Король угостил свою царственную особу вторым стаканчиком вина и промолвил:
– Я бы хотел поближе с тобой познакомиться; расскажи-ка мне свою жизнь. Ты, кажется, человек очень храбрый и, должно быть, благородного рода… Ведь ты дворянин?
– Да, по рождению дворянин, Ваше Величество… Отец мой – баронет из мелкопоместных дворян – сэр Ричард Гендон из Гендон-Голла, близ Монк-Гольма в Кенте.
– Что-то не припомню такой фамилии… Ну, рассказывай дальше.
– Да нечего и рассказывать-то, Ваше Величество; всю мою жизнь можно передать в двух словах. Мой отец, сэр Ричард, – человек благородной души и очень богат.

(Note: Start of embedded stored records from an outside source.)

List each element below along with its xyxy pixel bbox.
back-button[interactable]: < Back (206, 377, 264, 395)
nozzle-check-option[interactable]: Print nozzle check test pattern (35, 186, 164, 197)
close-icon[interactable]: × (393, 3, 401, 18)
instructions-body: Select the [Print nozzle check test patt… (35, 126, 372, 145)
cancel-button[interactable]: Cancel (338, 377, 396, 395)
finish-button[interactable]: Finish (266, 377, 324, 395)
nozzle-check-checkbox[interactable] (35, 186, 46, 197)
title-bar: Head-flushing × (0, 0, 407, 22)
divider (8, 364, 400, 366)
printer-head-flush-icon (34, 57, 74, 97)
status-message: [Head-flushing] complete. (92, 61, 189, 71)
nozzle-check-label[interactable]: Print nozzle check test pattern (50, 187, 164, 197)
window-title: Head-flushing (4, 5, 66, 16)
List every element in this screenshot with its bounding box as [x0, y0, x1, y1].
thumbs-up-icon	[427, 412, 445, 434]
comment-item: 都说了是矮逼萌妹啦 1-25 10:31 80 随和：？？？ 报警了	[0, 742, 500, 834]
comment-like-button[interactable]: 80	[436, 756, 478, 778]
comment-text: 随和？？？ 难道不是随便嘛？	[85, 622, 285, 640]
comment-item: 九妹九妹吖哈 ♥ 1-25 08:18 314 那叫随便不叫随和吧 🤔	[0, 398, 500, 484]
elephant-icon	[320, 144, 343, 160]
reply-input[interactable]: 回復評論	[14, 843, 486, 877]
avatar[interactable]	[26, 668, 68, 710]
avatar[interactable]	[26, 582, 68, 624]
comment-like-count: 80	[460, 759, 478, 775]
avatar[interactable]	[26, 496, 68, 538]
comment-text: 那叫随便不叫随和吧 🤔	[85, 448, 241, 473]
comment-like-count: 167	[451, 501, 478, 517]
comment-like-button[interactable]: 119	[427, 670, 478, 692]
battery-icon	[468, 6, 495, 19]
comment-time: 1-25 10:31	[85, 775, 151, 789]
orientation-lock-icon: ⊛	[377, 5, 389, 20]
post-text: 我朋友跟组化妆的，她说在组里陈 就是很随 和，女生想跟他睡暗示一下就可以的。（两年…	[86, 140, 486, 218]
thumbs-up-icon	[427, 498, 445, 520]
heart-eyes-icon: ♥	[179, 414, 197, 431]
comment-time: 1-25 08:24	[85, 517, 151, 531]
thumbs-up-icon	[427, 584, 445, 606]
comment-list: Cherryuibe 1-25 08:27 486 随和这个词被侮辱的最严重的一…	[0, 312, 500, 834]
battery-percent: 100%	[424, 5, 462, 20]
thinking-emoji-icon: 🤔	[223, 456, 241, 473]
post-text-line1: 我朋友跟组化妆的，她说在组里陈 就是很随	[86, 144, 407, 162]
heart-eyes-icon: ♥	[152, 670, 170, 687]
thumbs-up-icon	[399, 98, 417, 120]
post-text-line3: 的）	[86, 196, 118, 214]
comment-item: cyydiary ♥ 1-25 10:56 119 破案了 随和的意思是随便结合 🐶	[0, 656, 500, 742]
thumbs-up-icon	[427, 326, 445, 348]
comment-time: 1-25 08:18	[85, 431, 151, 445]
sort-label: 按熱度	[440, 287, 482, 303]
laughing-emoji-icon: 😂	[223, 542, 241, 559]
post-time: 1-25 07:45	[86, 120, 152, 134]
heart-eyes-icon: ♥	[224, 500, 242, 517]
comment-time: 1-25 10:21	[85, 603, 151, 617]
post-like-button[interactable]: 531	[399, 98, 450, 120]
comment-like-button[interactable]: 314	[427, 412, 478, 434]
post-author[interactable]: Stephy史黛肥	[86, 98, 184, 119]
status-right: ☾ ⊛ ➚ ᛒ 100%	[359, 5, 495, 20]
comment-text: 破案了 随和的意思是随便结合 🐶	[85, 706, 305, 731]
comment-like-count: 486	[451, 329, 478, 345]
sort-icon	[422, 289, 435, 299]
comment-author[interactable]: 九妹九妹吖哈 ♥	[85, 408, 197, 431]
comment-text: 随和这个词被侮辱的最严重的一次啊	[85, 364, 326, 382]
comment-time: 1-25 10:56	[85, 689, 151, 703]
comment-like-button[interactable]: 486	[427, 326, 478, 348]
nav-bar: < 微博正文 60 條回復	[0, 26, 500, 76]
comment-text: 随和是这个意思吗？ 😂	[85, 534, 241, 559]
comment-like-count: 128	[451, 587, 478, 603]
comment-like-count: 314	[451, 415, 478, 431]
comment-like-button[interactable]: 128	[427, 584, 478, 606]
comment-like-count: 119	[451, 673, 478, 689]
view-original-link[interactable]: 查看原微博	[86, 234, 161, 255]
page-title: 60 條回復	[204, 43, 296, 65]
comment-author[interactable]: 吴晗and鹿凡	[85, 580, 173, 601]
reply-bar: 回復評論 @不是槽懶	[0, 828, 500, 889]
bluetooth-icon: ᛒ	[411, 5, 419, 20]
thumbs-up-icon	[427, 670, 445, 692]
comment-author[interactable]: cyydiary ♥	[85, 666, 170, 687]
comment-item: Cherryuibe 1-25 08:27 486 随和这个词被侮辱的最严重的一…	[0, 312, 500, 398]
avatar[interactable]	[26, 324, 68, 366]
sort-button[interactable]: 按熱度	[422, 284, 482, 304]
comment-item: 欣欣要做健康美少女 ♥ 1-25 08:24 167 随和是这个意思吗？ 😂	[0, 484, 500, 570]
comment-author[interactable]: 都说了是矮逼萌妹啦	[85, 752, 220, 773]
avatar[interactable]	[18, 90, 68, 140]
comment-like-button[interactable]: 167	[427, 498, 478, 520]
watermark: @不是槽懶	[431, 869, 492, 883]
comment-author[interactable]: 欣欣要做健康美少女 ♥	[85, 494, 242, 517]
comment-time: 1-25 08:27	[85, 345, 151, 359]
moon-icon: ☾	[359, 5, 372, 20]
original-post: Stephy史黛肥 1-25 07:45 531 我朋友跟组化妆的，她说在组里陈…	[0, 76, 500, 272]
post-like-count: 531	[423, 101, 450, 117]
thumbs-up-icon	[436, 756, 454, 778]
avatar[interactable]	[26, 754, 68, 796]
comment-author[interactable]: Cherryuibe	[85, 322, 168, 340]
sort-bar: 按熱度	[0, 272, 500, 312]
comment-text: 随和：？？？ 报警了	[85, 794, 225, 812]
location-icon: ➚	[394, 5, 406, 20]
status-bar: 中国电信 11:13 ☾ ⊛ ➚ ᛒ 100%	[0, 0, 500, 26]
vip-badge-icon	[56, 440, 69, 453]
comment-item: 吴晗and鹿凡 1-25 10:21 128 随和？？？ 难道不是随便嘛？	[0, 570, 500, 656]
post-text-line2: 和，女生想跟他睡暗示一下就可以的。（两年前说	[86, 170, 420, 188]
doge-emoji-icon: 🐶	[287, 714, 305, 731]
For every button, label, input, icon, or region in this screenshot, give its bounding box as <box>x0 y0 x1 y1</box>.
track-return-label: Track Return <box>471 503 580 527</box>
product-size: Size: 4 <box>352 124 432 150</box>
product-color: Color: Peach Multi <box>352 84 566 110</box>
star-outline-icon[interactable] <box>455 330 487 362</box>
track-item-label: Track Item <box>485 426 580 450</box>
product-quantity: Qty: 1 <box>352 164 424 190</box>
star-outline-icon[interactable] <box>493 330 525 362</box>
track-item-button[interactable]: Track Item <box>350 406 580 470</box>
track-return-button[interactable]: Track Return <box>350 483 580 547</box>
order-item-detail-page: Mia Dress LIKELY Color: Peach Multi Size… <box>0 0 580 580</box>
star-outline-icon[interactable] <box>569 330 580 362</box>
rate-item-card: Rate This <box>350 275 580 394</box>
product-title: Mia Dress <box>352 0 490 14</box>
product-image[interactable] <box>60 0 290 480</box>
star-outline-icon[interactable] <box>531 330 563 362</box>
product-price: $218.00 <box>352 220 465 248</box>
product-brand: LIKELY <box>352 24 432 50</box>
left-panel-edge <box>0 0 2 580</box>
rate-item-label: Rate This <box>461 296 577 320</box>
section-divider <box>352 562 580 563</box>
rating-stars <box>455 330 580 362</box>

Матушка умерла, когда я был еще ребенком. У меня двое братьев: Артур – старший, такой же великодушный и благородный, как отец, и Гуг – самый младший из нас троих, – хитрая, лукавая, коварная и до мозга костей порочная гадина. Таким он был с колыбели, таким же я его и оставил, когда с ним расстался: это был законченный девятнадцатилетний негодяй. Мне в то время только что минуло двадцать, а старшему брату шел двадцать третий год. Вот и вся наша семья, кроме леди Эдифи, моей кузины, которой тогда только что исполнилось шестнадцать лет… Это была хорошенькая, милая и добрая девушка, дочь графа, последняя в роде, наследница хорошего состояния и громкого титула. Мой отец был ее опекуном. Мы с ней полюбили друг друга, но она была с детства помолвлена с братом Артуром, и сэр Ричард слышать не хотел о том, чтобы нарушить данное слово. Артур любил другую и уговаривал нас не унывать и не терять надежды, уверяя, что со временем все уладится к нашему общему счастью и благополучию. Гуг давно точил зубы на леди Эдифь; он был влюблен в ее богатство, хоть и уверял, что любит ее саму; но такой уж у него был нрав: он всегда говорил одно, а думал другое. Чего-чего он только ни делал, чтобы понравиться леди Эдифи, – но все напрасно: ему никого не удалось провести, кроме отца. Отец любил Гуга больше нас всех и верил каждому его слову, потому что Гуг был младший и никто терпеть его не мог, а этого совершенно достаточно, чтобы размягчить родительское сердце. Вдобавок Гуг был большой мастер лгать и в совершенстве умел льстить. Не мудрено, что ему удалось обмануть отца, который и без того души в нем не чаял. Я был в то время пылким, взбалмошным юношей, – прямо сказать, большим ветрогоном, хотя мои проказы были самого безобидного, свойства; у меня и в мыслях не было кого-нибудь обидеть или оскорбить, и никогда я не был повинен в чем-нибудь постыдном, низком или позорном для моего дворянского достоинства.